Speaking of Welshness, it is always hard to associate north Walians such as Speed with intense patriotism because the accent owes more to Merseyside than the Valleys. But he is as passionate a Welshman as Max Boyce, nonetheless. Indeed, he admits, a little embarrassedly, that in his playing days he would make sure that every time he crossed the border from England he would ensure that Tom Jones was on the car stereo singing 'Green, Green Grass of Home'.

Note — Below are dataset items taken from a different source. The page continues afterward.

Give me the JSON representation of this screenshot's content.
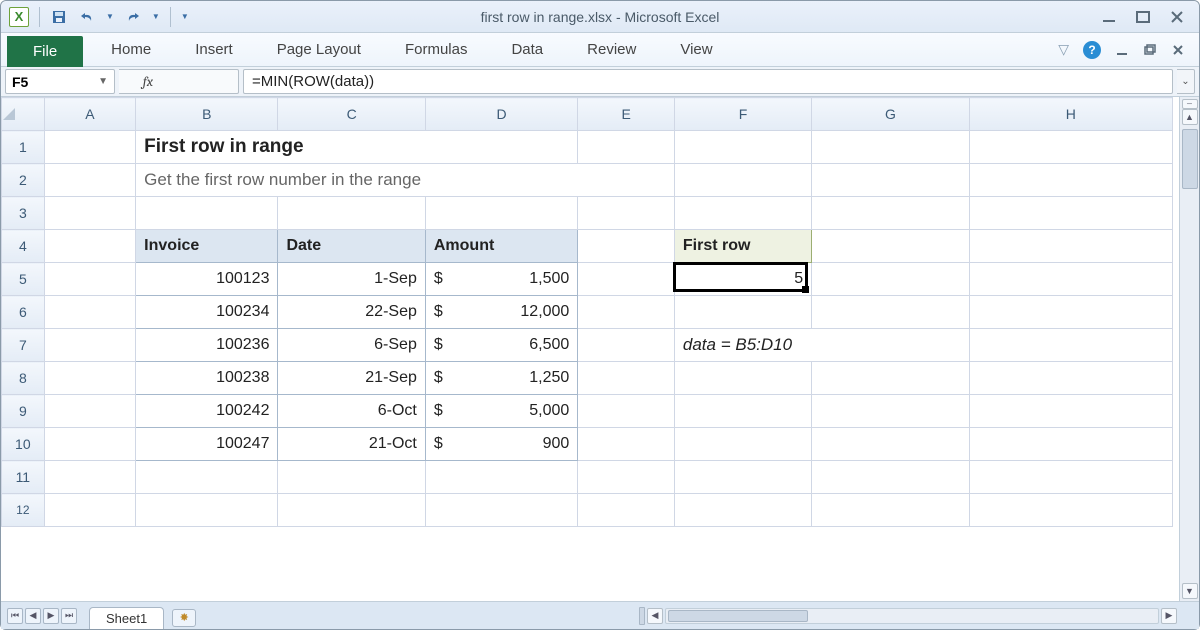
{
  "title": "first row in range.xlsx  -  Microsoft Excel",
  "qat": {
    "logo_letter": "X"
  },
  "ribbon": {
    "file": "File",
    "tabs": [
      "Home",
      "Insert",
      "Page Layout",
      "Formulas",
      "Data",
      "Review",
      "View"
    ]
  },
  "namebox": "F5",
  "fx_label": "fx",
  "formula": "=MIN(ROW(data))",
  "columns": [
    "A",
    "B",
    "C",
    "D",
    "E",
    "F",
    "G",
    "H"
  ],
  "rows_visible": [
    1,
    2,
    3,
    4,
    5,
    6,
    7,
    8,
    9,
    10,
    11,
    12
  ],
  "selected_cell": "F5",
  "sheet": {
    "title": "First row in range",
    "subtitle": "Get the first row number in the range",
    "table": {
      "headers": [
        "Invoice",
        "Date",
        "Amount"
      ],
      "rows": [
        {
          "invoice": "100123",
          "date": "1-Sep",
          "currency": "$",
          "amount": "1,500"
        },
        {
          "invoice": "100234",
          "date": "22-Sep",
          "currency": "$",
          "amount": "12,000"
        },
        {
          "invoice": "100236",
          "date": "6-Sep",
          "currency": "$",
          "amount": "6,500"
        },
        {
          "invoice": "100238",
          "date": "21-Sep",
          "currency": "$",
          "amount": "1,250"
        },
        {
          "invoice": "100242",
          "date": "6-Oct",
          "currency": "$",
          "amount": "5,000"
        },
        {
          "invoice": "100247",
          "date": "21-Oct",
          "currency": "$",
          "amount": "900"
        }
      ]
    },
    "result_label": "First row",
    "result_value": "5",
    "note": "data = B5:D10"
  },
  "tabs": {
    "sheet_name": "Sheet1"
  }
}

Speed made his senior debut for Wales in 1990, alongside such giants as Hughes and Rush, Ratcliffe and Neville Southall. "And Dean Saunders, who always led the mickey-taking." In fact a composite Welsh side from the last 25 years or so would be formidable indeed, but Speed can't play hypotheticals. He hopes his 85-cap record will fall, perhaps to Bale, or Joe Ledley, though in any case he is prouder of captaining his country than anybody else. And what pride there will be if he ever gets to manage his older son, Ed, currently in the under-14s development squad. The younger boy, 12-year-old Tommy, is a boxer, English champion at 40 kilos last year.
"Until they were six and seven, they were both mad keen on Newcastle. Then we moved to Chester, where they got a bit of stick for that. I told them they could change, but would have to support one team through thick and thin, forever, as long as it was Everton. But Ed chose Liverpool. And Tommy chose Arsenal. He said: 'Dad, I like the way they play football.' And I thought, that's a great answer, I can't argue with that."